When One Hunts the Wolf

Vector icons of the eight Buddhist treasures.

His mother refuses to tie my hands, but the boy insists. She stands shining a flashlight in the doorway, a pair of rubber boots on her feet, as the boy leads me into the room. The woman is tired, a fatigue that goes beyond the hour of the night, her fingers clutching the latticed qana as if the ger walls are holding her up. Conversely the boy is filled with energy, a hunter galvanized by blood. Once we are inside, I hold my wrists out to him, a small offering, but he shakes his head and wrenches my arms behind me. For a child of about twelve, there is such strength in his grip as he binds my hands with an extension cord. The boy makes a double knot. I realize my mistake. What I think is energy is anger.

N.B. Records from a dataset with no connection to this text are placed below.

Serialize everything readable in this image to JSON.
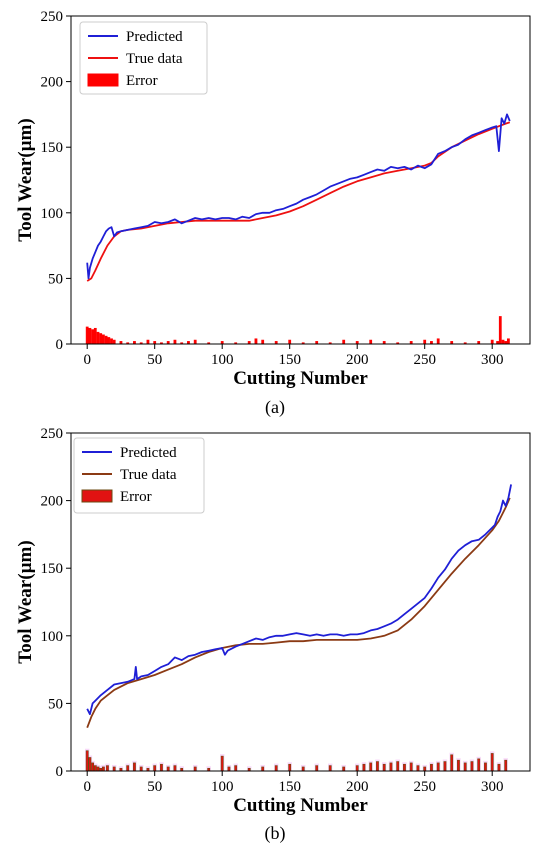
{
  "chart_data": [
    {
      "type": "line",
      "panel_label": "a",
      "caption": "(a)",
      "xlabel": "Cutting Number",
      "ylabel": "Tool Wear(µm)",
      "xlim": [
        -12,
        328
      ],
      "ylim": [
        0,
        250
      ],
      "xticks": [
        0,
        50,
        100,
        150,
        200,
        250,
        300
      ],
      "yticks": [
        0,
        50,
        100,
        150,
        200,
        250
      ],
      "legend": {
        "position": "top-left",
        "entries": [
          "Predicted",
          "True data",
          "Error"
        ]
      },
      "colors": {
        "predicted": "#1f1fd6",
        "true": "#ee1111",
        "error": "#ff0000",
        "error_edge": "#ff0000"
      },
      "series": [
        {
          "name": "Predicted",
          "x": [
            0,
            1,
            2,
            4,
            6,
            8,
            10,
            12,
            14,
            16,
            18,
            20,
            22,
            25,
            30,
            35,
            40,
            45,
            50,
            55,
            60,
            65,
            70,
            75,
            80,
            85,
            90,
            95,
            100,
            105,
            110,
            115,
            120,
            125,
            130,
            135,
            140,
            145,
            150,
            155,
            160,
            165,
            170,
            175,
            180,
            185,
            190,
            195,
            200,
            205,
            210,
            215,
            220,
            225,
            230,
            235,
            240,
            245,
            250,
            255,
            260,
            265,
            270,
            275,
            280,
            285,
            290,
            295,
            300,
            303,
            305,
            307,
            309,
            311,
            313
          ],
          "y": [
            62,
            50,
            58,
            65,
            70,
            75,
            78,
            82,
            86,
            88,
            89,
            82,
            85,
            86,
            87,
            88,
            89,
            90,
            93,
            92,
            93,
            95,
            92,
            94,
            96,
            95,
            96,
            95,
            96,
            96,
            95,
            97,
            96,
            99,
            100,
            100,
            102,
            103,
            105,
            107,
            110,
            112,
            114,
            117,
            120,
            122,
            124,
            126,
            127,
            129,
            131,
            133,
            132,
            135,
            134,
            135,
            133,
            136,
            134,
            137,
            145,
            147,
            150,
            152,
            156,
            159,
            161,
            163,
            165,
            166,
            147,
            172,
            168,
            175,
            170
          ]
        },
        {
          "name": "True data",
          "x": [
            0,
            3,
            6,
            10,
            15,
            20,
            25,
            30,
            40,
            50,
            60,
            70,
            80,
            90,
            100,
            110,
            120,
            130,
            140,
            150,
            160,
            170,
            180,
            190,
            200,
            210,
            220,
            230,
            240,
            250,
            255,
            260,
            270,
            280,
            290,
            300,
            305,
            310,
            313
          ],
          "y": [
            48,
            50,
            56,
            65,
            75,
            82,
            86,
            87,
            88,
            90,
            92,
            93,
            94,
            94,
            94,
            94,
            94,
            96,
            98,
            101,
            105,
            110,
            115,
            120,
            124,
            127,
            130,
            132,
            134,
            136,
            138,
            143,
            150,
            155,
            160,
            164,
            166,
            168,
            169
          ]
        },
        {
          "name": "Error",
          "kind": "bar",
          "x": [
            0,
            2,
            4,
            6,
            8,
            10,
            12,
            14,
            16,
            18,
            20,
            25,
            30,
            35,
            40,
            45,
            50,
            55,
            60,
            65,
            70,
            75,
            80,
            90,
            100,
            110,
            120,
            125,
            130,
            140,
            150,
            160,
            170,
            180,
            190,
            200,
            210,
            220,
            230,
            240,
            250,
            255,
            260,
            270,
            280,
            290,
            300,
            304,
            306,
            308,
            310,
            312
          ],
          "y": [
            13,
            12,
            11,
            12,
            9,
            8,
            7,
            6,
            5,
            4,
            3,
            2,
            1,
            2,
            1,
            3,
            2,
            1,
            2,
            3,
            1,
            2,
            3,
            1,
            2,
            1,
            2,
            4,
            3,
            2,
            3,
            1,
            2,
            1,
            3,
            2,
            3,
            2,
            1,
            2,
            3,
            2,
            4,
            2,
            1,
            2,
            3,
            2,
            21,
            3,
            2,
            4
          ]
        }
      ]
    },
    {
      "type": "line",
      "panel_label": "b",
      "caption": "(b)",
      "xlabel": "Cutting Number",
      "ylabel": "Tool Wear(µm)",
      "xlim": [
        -12,
        328
      ],
      "ylim": [
        0,
        250
      ],
      "xticks": [
        0,
        50,
        100,
        150,
        200,
        250,
        300
      ],
      "yticks": [
        0,
        50,
        100,
        150,
        200,
        250
      ],
      "legend": {
        "position": "top-left",
        "entries": [
          "Predicted",
          "True data",
          "Error"
        ]
      },
      "colors": {
        "predicted": "#1f1fd6",
        "true": "#8b3a14",
        "error": "#e11212",
        "error_edge": "#6b4a10",
        "error_halo": "#f5c8f5"
      },
      "series": [
        {
          "name": "Predicted",
          "x": [
            0,
            2,
            4,
            6,
            8,
            10,
            15,
            20,
            25,
            30,
            35,
            36,
            37,
            40,
            45,
            50,
            55,
            60,
            65,
            70,
            75,
            80,
            85,
            90,
            95,
            100,
            102,
            104,
            110,
            115,
            120,
            125,
            130,
            135,
            140,
            145,
            150,
            155,
            160,
            165,
            170,
            175,
            180,
            185,
            190,
            195,
            200,
            205,
            210,
            215,
            220,
            225,
            230,
            235,
            240,
            245,
            250,
            255,
            260,
            265,
            270,
            275,
            280,
            285,
            290,
            295,
            300,
            302,
            304,
            306,
            308,
            310,
            312,
            314
          ],
          "y": [
            46,
            42,
            50,
            52,
            54,
            56,
            60,
            64,
            65,
            66,
            68,
            77,
            68,
            70,
            71,
            74,
            77,
            79,
            84,
            82,
            85,
            86,
            88,
            89,
            90,
            91,
            86,
            89,
            92,
            94,
            96,
            98,
            97,
            99,
            100,
            100,
            101,
            102,
            101,
            100,
            101,
            100,
            101,
            101,
            100,
            101,
            101,
            102,
            104,
            105,
            107,
            109,
            112,
            116,
            120,
            124,
            128,
            135,
            143,
            149,
            157,
            163,
            167,
            170,
            171,
            175,
            180,
            182,
            188,
            192,
            200,
            196,
            202,
            212
          ]
        },
        {
          "name": "True data",
          "x": [
            0,
            3,
            6,
            10,
            15,
            20,
            30,
            40,
            50,
            60,
            70,
            80,
            90,
            100,
            110,
            120,
            130,
            140,
            150,
            160,
            170,
            180,
            190,
            200,
            210,
            220,
            230,
            240,
            250,
            260,
            270,
            280,
            290,
            300,
            305,
            310,
            313
          ],
          "y": [
            32,
            40,
            46,
            52,
            56,
            60,
            65,
            68,
            71,
            75,
            79,
            84,
            88,
            91,
            93,
            94,
            94,
            95,
            96,
            96,
            97,
            97,
            97,
            97,
            98,
            100,
            104,
            112,
            122,
            134,
            146,
            157,
            167,
            178,
            185,
            195,
            202
          ]
        },
        {
          "name": "Error",
          "kind": "bar",
          "x": [
            0,
            2,
            4,
            6,
            8,
            10,
            12,
            15,
            20,
            25,
            30,
            35,
            40,
            45,
            50,
            55,
            60,
            65,
            70,
            80,
            90,
            100,
            105,
            110,
            120,
            130,
            140,
            150,
            160,
            170,
            180,
            190,
            200,
            205,
            210,
            215,
            220,
            225,
            230,
            235,
            240,
            245,
            250,
            255,
            260,
            265,
            270,
            275,
            280,
            285,
            290,
            295,
            300,
            305,
            310
          ],
          "y": [
            15,
            10,
            6,
            4,
            3,
            2,
            3,
            4,
            3,
            2,
            4,
            6,
            3,
            2,
            4,
            5,
            3,
            4,
            2,
            3,
            2,
            11,
            3,
            4,
            2,
            3,
            4,
            5,
            3,
            4,
            4,
            3,
            4,
            5,
            6,
            7,
            5,
            6,
            7,
            5,
            6,
            4,
            3,
            5,
            6,
            7,
            12,
            8,
            6,
            7,
            9,
            6,
            13,
            5,
            8
          ]
        }
      ]
    }
  ]
}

In the center of the room the grandmother is blowing into the stove as she tries to get the flame to catch. The ger is large, its one room big enough to accommodate several families, but from the look of things only adults sleep here. Two teenaged girls run in, one in western-style pajamas, the other in a yellow deel. When I see the girl in the yellow deel, her long black hair coiled around her head in a traditional style, my face burns hotter. I lock my eyes on the floor, which is layered with fine rugs, the top rug patterned with small blue flowers.

See, says the boy. He walks over to a small radio set lying on a table. He turns a dial on the radio while still holding his gun. It isn’t a wolf, he says.

Is this necessary, says the grandmother.

He’s a thief, the boy says.

The girl in the yellow deel looks at me. I imagine my face is the same color as my robe, the top of my shaved head crimson with shame. I recognize him, the girl says. My hands are beginning to numb. I wish for a hole where I might crawl in and be swallowed up straight to the underworld, that I might be instantly reincarnated as the fly that lives in the wet dung of the yak. He’s from Yatuu Gol, she says. He likes to eat western candy bars.

No, yawns her sister. The monk you’re talking about lives in the capital now after ruining that girl. The way she says it, the flatness of her intonation, as if she is merely describing an episode on the television. I do not contest her version of events though what she says is not entirely accurate. Unfortunately there is more truth in what she says than not. Even when robed, my brother is not shy about knowing women. I can only imagine what adventures he is up to in Ulaanbaatar.

Mun is my twin, I say in a soft voice. And yes, he now lives in the city.

And where are you headed, asks the grandmother. She remains squatting by the stove, her steel-gray hair falling past her waist.

I am among the lost, I say. I wonder what the Rinpoche would think to see me kneeling here on the floor of a rich man, the Rinpoche’s watch still faithfully keeping time on my wrist.

The boy manages to raise someone on the radio. He rests his gun across his shoulders. In the firelight I can see it is a Russian rifle from the days when the Soviet Union is our nation’s friend. Earlier outside when I hear the sound of the hammer cocking, I look over and see him standing in the shadows, his face lined like a man’s. Stealing livestock in Mongolia is among the oldest of crimes. Though it is extremely rare, people sometimes kill when defending their animals. But the moon comes out from behind a cloud and the boy sees my robe. In the moonlight, confusion clouds his face. In the new Mongolia, the killing of a monk is among the worst crimes. I can see the boy working out the equation in his head as the little girl with the blackened face slips away into the night. This is how I am meant to serve. When one hunts the wolf, one needs the blood of the sheep to light the way to the pit. Yes. I do what I am brought along to do. I get caught so that others might go free. The little girl is right. I am like that sheep with its head stuck in the truck’s slats. Either you get to Ulaanbaatar or you don’t, she says. Even now in my darkest hour I must keep believing in the truth of her statement. Either I arrive at Ulaanbaatar’s Gandan Tegchenling Monastery by sundown tomorrow or I don’t. I must maintain thinking like a holy man or I am only one more being among the desperate.